Each test may cause zero or more conditions to be raised. The case-independent names of these conditions (if any) are listed following the result token of each test.

Only those conditions occuring during the tested operation are listed unless the operation is toSci or toEng. For these operations, conditions raised during the conversion of the operand are included (this allows the testing of conversions in both directions).

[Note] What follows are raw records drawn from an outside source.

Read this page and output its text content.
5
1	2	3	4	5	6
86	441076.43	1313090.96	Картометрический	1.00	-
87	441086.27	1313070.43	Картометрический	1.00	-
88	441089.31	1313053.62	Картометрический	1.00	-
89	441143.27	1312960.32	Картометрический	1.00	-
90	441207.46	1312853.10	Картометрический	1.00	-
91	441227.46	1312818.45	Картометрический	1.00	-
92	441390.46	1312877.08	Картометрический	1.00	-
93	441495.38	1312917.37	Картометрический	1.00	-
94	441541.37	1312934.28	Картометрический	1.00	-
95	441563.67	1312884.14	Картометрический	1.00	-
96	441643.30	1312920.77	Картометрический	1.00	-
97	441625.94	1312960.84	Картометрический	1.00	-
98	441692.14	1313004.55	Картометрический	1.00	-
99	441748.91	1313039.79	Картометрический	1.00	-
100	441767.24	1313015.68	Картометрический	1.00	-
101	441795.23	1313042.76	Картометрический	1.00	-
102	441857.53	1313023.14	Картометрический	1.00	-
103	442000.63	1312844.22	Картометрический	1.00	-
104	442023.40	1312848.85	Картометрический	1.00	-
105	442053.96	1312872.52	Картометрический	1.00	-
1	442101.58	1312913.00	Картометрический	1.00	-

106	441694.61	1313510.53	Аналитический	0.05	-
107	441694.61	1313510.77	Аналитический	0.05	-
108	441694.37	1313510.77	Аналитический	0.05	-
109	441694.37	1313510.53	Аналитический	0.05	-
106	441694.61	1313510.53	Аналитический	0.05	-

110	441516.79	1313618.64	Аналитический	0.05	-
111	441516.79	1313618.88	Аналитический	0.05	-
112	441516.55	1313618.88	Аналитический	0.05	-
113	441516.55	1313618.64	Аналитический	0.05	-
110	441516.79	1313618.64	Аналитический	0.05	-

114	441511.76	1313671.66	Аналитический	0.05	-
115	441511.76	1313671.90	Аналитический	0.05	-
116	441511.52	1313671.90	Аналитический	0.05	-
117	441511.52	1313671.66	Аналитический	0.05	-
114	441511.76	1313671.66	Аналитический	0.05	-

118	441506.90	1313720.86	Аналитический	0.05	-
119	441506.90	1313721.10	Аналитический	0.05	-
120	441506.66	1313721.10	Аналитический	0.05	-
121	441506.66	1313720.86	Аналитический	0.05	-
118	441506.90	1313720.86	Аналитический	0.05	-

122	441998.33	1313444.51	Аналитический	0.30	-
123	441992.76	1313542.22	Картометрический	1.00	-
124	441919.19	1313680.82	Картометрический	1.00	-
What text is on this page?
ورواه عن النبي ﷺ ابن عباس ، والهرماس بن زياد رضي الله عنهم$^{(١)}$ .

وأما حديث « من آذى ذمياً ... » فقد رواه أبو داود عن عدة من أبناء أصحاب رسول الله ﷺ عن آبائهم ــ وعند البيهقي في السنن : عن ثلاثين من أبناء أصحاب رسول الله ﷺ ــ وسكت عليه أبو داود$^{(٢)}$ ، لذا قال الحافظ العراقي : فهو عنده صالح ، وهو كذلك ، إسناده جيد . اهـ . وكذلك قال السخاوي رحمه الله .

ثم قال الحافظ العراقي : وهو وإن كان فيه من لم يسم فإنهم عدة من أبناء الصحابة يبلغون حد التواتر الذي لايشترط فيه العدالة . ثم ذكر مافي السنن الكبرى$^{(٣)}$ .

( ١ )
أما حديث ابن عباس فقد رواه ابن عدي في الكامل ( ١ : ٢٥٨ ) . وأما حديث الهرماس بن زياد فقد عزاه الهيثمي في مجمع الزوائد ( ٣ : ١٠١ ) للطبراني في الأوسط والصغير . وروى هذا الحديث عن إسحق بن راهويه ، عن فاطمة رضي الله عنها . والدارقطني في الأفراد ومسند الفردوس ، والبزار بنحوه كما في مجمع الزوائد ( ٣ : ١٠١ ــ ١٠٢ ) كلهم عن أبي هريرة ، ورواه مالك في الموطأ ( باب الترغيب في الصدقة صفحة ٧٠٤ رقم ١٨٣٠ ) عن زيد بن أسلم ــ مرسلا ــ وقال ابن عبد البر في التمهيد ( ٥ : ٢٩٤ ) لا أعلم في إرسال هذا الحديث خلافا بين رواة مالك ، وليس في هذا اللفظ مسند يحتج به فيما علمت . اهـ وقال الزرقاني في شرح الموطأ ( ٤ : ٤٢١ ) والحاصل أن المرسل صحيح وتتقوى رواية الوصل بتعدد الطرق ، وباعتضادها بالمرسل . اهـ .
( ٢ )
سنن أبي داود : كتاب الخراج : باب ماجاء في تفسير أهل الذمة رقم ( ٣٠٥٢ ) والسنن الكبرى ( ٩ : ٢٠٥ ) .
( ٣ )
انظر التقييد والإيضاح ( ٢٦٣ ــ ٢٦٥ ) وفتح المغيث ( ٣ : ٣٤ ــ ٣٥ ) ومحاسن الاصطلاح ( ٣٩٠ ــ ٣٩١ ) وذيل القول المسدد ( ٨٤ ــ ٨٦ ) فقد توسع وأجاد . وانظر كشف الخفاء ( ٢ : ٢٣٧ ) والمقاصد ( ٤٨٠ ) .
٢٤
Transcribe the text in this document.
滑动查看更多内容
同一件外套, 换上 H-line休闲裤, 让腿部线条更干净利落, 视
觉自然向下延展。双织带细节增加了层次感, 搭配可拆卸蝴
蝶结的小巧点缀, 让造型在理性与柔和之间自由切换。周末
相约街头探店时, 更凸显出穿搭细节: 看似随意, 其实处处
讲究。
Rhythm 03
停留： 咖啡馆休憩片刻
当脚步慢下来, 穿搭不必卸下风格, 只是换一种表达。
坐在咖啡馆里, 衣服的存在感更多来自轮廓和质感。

The following condition names are defined, together with the name used for it in the arithmetic specification and the IEEE 854 exception which would be raised by the condition.
Condition Specification name IEEE exception
conversion_syntax Conversion syntax Invalid operation
division_by_zero Division by zero Division by zero
division_impossible Division impossible Invalid operation
division_undefined Division undefined Invalid operation
inexact Inexact Inexact
insufficient_storage Insufficient storage Invalid operation
invalid_context Invalid context Invalid operation
invalid_operation Invalid operation Invalid operation
lost_digits Lost digits (no equivalent)
overflow Overflow Overflow
rounded Rounded (no equivalent)
subnormal Subnormal (no equivalent)
underflow Underflow Underflow


  1. The condition names are simply the names from the arithmetic specification, with spaces changed to underscores so each forms a single token.
  2. The inexact, rounded, and subnormal conditions are included in the testcases, even when extended is 0, to aid analysis and debugging. (Underflow implies all three.)
    The rounded condition indicates that an operand or the result of a test has had one or more zero or non-zero digits removed by rounding. That is, the number of digits in the coefficient of the result is fewer than in the coefficient of the ‘ideal’ result.
    In contrast, the inexact condition indicates only that non-zero trailing digits were removed (that is, the result would compare unequal to the ideal result).
  3. The lost_digits condition can only occur if extended is 0.
  4. The insufficient_storage condition is not a predictable condition and so will not appear in any testcases. It is listed here as a reminder that some implementations could raise this condition for some tests.

[1] This rule allows future extensions to the syntax of tests.
[2] This rule allows the testing of rounding in the toSci and toEng operations, and also permits the testing of the lost_digits condition in the other operations.